Raters Sued by Calpers Over Losses

Calpers filed a lawsuit against the three biggest credit-ratings agencies, accusing them of issuing "wildly inaccurate and unreasonably high" ratings on structured investment vehicles that saddled the California pension fund with at least hundreds of millions of dollars in losses.

Source: Source: NY Times/WSJ | Published on July 16, 2009

The suit, filed last week in California Superior Court in San Francisco by the nation's largest public pension fund, ratchets up the unflattering scrutiny of Moody's Corp.'s Moody's Investors Service, the Standard & Poor's unit of McGraw-Hill Cos. and Fimalac SA's Fitch Ratings over their culpability for the financial crisis.

The California Public Employees' Retirement System alleges that the methodology used by all three companies to rate the complicated mortgage-backed securities was "seriously flawed in conception and incompetently applied," according to the suit. In 2006, Calpers invested $1.3 billion in three separate SIVs, all of them awarded top triple-A ratings by the ratings agencies.

As the financial crisis deepened in 2007 and 2008, Cheyne Finance LLC, Stanfield Victoria Funding LLC and Sigma Finance Inc. defaulted on their payment obligations. Calpers said the resulting losses on its investment could be more than $1 billion.

Calpers didn't indicate how much in damages it is seeking. A cover sheet filed by a lawyer representing the pension fund indicated only that the amount "exceeds $25,000." Moody's, S&P and Fitch officials couldn't be reached for comment late Tuesday night.

Ratings agencies have been pilloried by lawmakers and investors for failing to cast a more skeptical eye toward mortgage securities that got the firms' highest ratings during the real-estate boom but then collapsed. While the companies are facing other lawsuits and tighter oversight, they generally have avoided moves that would fundamentally change how they do business, including the controversial practice of being paid by the issuers of securities.

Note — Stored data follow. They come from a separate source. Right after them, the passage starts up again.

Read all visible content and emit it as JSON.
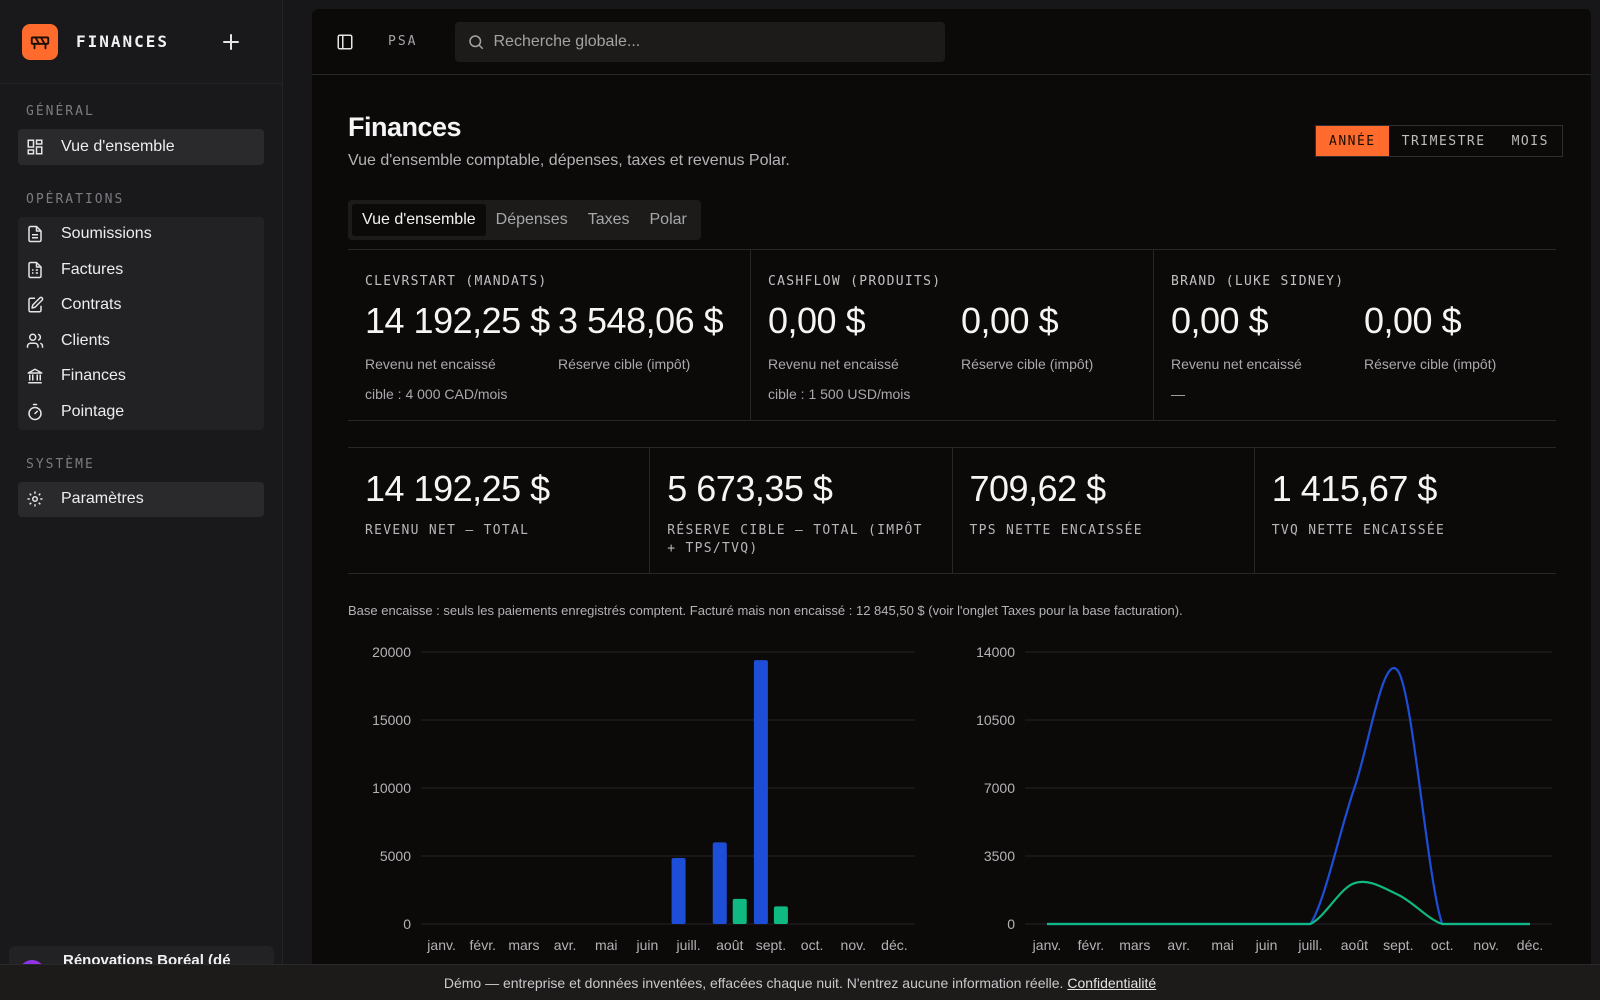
{
  "sidebar": {
    "brand": "FINANCES",
    "sections": [
      {
        "label": "GÉNÉRAL",
        "items": [
          {
            "label": "Vue d'ensemble",
            "icon": "grid-icon"
          }
        ]
      },
      {
        "label": "OPÉRATIONS",
        "items": [
          {
            "label": "Soumissions",
            "icon": "document-icon"
          },
          {
            "label": "Factures",
            "icon": "invoice-icon"
          },
          {
            "label": "Contrats",
            "icon": "contract-icon"
          },
          {
            "label": "Clients",
            "icon": "users-icon"
          },
          {
            "label": "Finances",
            "icon": "bank-icon"
          },
          {
            "label": "Pointage",
            "icon": "stopwatch-icon"
          }
        ]
      },
      {
        "label": "SYSTÈME",
        "items": [
          {
            "label": "Paramètres",
            "icon": "gear-icon"
          }
        ]
      }
    ],
    "org": "Rénovations Boréal (dé"
  },
  "topbar": {
    "crumb": "PSA",
    "search_placeholder": "Recherche globale..."
  },
  "page": {
    "title": "Finances",
    "subtitle": "Vue d'ensemble comptable, dépenses, taxes et revenus Polar.",
    "periods": [
      "ANNÉE",
      "TRIMESTRE",
      "MOIS"
    ],
    "active_period": "ANNÉE",
    "tabs": [
      "Vue d'ensemble",
      "Dépenses",
      "Taxes",
      "Polar"
    ],
    "active_tab": "Vue d'ensemble"
  },
  "brands": [
    {
      "label": "CLEVRSTART (MANDATS)",
      "revenue": "14 192,25 $",
      "revenue_caption": "Revenu net encaissé",
      "reserve": "3 548,06 $",
      "reserve_caption": "Réserve cible (impôt)",
      "target": "cible : 4 000 CAD/mois"
    },
    {
      "label": "CASHFLOW (PRODUITS)",
      "revenue": "0,00 $",
      "revenue_caption": "Revenu net encaissé",
      "reserve": "0,00 $",
      "reserve_caption": "Réserve cible (impôt)",
      "target": "cible : 1 500 USD/mois"
    },
    {
      "label": "BRAND (LUKE SIDNEY)",
      "revenue": "0,00 $",
      "revenue_caption": "Revenu net encaissé",
      "reserve": "0,00 $",
      "reserve_caption": "Réserve cible (impôt)",
      "target": "—"
    }
  ],
  "totals": [
    {
      "value": "14 192,25 $",
      "caption": "REVENU NET — TOTAL"
    },
    {
      "value": "5 673,35 $",
      "caption": "RÉSERVE CIBLE — TOTAL (IMPÔT + TPS/TVQ)"
    },
    {
      "value": "709,62 $",
      "caption": "TPS NETTE ENCAISSÉE"
    },
    {
      "value": "1 415,67 $",
      "caption": "TVQ NETTE ENCAISSÉE"
    }
  ],
  "note": "Base encaisse : seuls les paiements enregistrés comptent. Facturé mais non encaissé : 12 845,50 $ (voir l'onglet Taxes pour la base facturation).",
  "footer": {
    "text": "Démo — entreprise et données inventées, effacées chaque nuit. N'entrez aucune information réelle.",
    "link": "Confidentialité"
  },
  "chart_data": [
    {
      "type": "bar",
      "categories": [
        "janv.",
        "févr.",
        "mars",
        "avr.",
        "mai",
        "juin",
        "juill.",
        "août",
        "sept.",
        "oct.",
        "nov.",
        "déc."
      ],
      "yticks": [
        0,
        5000,
        10000,
        15000,
        20000
      ],
      "ylim": [
        0,
        20000
      ],
      "grid": true,
      "series": [
        {
          "color": "#1d4ed8",
          "values": [
            0,
            0,
            0,
            0,
            0,
            0,
            4850,
            6000,
            19400,
            0,
            0,
            0
          ]
        },
        {
          "color": "#10b981",
          "values": [
            0,
            0,
            0,
            0,
            0,
            0,
            0,
            1850,
            1300,
            0,
            0,
            0
          ]
        }
      ]
    },
    {
      "type": "line",
      "categories": [
        "janv.",
        "févr.",
        "mars",
        "avr.",
        "mai",
        "juin",
        "juill.",
        "août",
        "sept.",
        "oct.",
        "nov.",
        "déc."
      ],
      "yticks": [
        0,
        3500,
        7000,
        10500,
        14000
      ],
      "ylim": [
        0,
        14000
      ],
      "grid": true,
      "series": [
        {
          "color": "#1d4ed8",
          "values": [
            0,
            0,
            0,
            0,
            0,
            0,
            0,
            7000,
            13000,
            0,
            0,
            0
          ]
        },
        {
          "color": "#10b981",
          "values": [
            0,
            0,
            0,
            0,
            0,
            0,
            0,
            2100,
            1500,
            0,
            0,
            0
          ]
        }
      ]
    }
  ]
}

The lawsuit by Calpers, which has about $173 billion in assets and manages the retirement benefits of more than 1.6 million California employees, retirees and their families, sheds light on how heavily even the most sophisticated investors relied on Moody's, S&P and Fitch to analyze mortgage securities and other complex investment vehicles

Calpers accuses the ratings agencies of acting "in a morally blameworthy fashion by failing to exercise reasonable care in their rating actions," according to the suit. The California pension fund claims that "no amount of due diligence" by its own analysts could have given Calpers "actual knowledge" of how conflicts of interest at the ratings agencies affected their assessment of SIVs or how heavily exposed the securities were to subprime loans, according to the lawsuit.

Joseph J. Tabacco Jr., a partner at law firm Berman DeValerio representing Calpers in the lawsuit, couldn't be reached for comment.

Like many other pension funds, Calpers has been hammered by the market's turmoil. The fund suffered a 27% decline in 2008, with its overall size shrinking to $183.3 billion from $253 billion a year earlier.